Monday, December 2, 2019

You're Invited To Roosevelt Island Nellie Bly Memorial Town Hall Meeting December 3 - FYI, Roosevelt Island Designated Historic Site In Journalism With Plaque At RIHS Visitors Center Kiosk

The Roosevelt Island Operating Corp (RIOC) will be hosting a community Town Hall meeting tomorrow evening, December 3, starting 6 PM at Good Shepherd Community Center (543 Main Street) to discuss the details of the planned Nellie Bly Memorial with artist Amanda Matthews.
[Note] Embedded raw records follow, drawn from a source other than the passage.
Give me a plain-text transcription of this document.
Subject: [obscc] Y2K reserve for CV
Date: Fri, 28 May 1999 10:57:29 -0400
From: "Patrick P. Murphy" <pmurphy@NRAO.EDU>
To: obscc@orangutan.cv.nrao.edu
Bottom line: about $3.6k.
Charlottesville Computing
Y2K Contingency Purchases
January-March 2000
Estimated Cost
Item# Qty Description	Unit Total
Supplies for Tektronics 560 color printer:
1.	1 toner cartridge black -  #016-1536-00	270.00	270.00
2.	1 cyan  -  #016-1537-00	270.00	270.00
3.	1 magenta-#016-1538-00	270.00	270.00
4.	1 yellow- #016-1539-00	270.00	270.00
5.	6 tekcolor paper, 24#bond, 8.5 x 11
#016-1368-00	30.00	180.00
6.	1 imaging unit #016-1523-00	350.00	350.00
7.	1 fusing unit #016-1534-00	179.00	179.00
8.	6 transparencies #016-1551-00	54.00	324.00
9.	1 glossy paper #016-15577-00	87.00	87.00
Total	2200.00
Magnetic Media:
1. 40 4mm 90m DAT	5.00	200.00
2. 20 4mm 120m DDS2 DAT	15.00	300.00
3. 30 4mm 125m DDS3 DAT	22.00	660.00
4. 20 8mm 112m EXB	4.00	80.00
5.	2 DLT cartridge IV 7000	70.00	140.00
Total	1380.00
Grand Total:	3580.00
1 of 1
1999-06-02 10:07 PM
As reported last October 16:
... The Roosevelt Island Operating Corporation (RIOC) has selected Amanda Matthews/Prometheus Art to construct the Nellie Bly Monument on the northern end of Roosevelt Island at Lighthouse Park. The sculptural installation will be known as “The Girl Puzzle” and invites the viewer to experience many facets of Nellie Bly’s talent, conviction and compassion. The ground-breaking journalist and women’s rights advocate exposed the horrors of the Blackwell Island Insane Asylum in 1887 on Roosevelt Island.

“I am proud of the selection committee’s dedication to choosing such a passionate artist to honor the accomplishments of a woman who was truly ahead of her time,” said Susan Rosenthal, President and CEO of RIOC. “The committee, made up of RIOC employees and community leaders, unanimously selected this bold installation that will not only represent Nellie Bly’s time here, but her impact on the world.”

The installation will allow the viewer to enter a long walkway where they will encounter four, seven-foot-tall female faces, representing different ages and ethnicities, cast in bronze. A fifth face at the far end of the walkway will represent Nellie Bly. Each face will show the depth of emotion and the complexity of being broken and repaired, which was significant to the conditions Ms. Bly encountered when she posed as a mental patient to report on the conditions inside the mental hospital where the Octagon now stands. Construction of the installation is scheduled to be completed in the Summer 2020.

“It is my great honor to represent Nellie Bly’s life and legacy,” said artist Amanda Matthews, “and to celebrate her passion for diversity and inclusion. Her voice remains timely and significant today.”...
Did you know that due to the work of Nellie Bly and Charles Dickens, Roosevelt Island has been designated as a Historic Site In Journalism by The Society of Professional Journalism  (SPJ)with a memorial plaque located at the Roosevelt Island Historical Society (RIHS) Visitors Center Kiosk? According to an August 8, 2017 SPJ release:
... Judith Berdy, historical society president; Rebecca Baker, SPJ president-elect; and Andrew Seaman, SPJ Ethics Committee chair, will discuss the historical significance of the site during the dedication at 1 p.m. EDT Sunday (Aug. 13) at the Roosevelt Island Historical Society’s Visitor Center kiosk.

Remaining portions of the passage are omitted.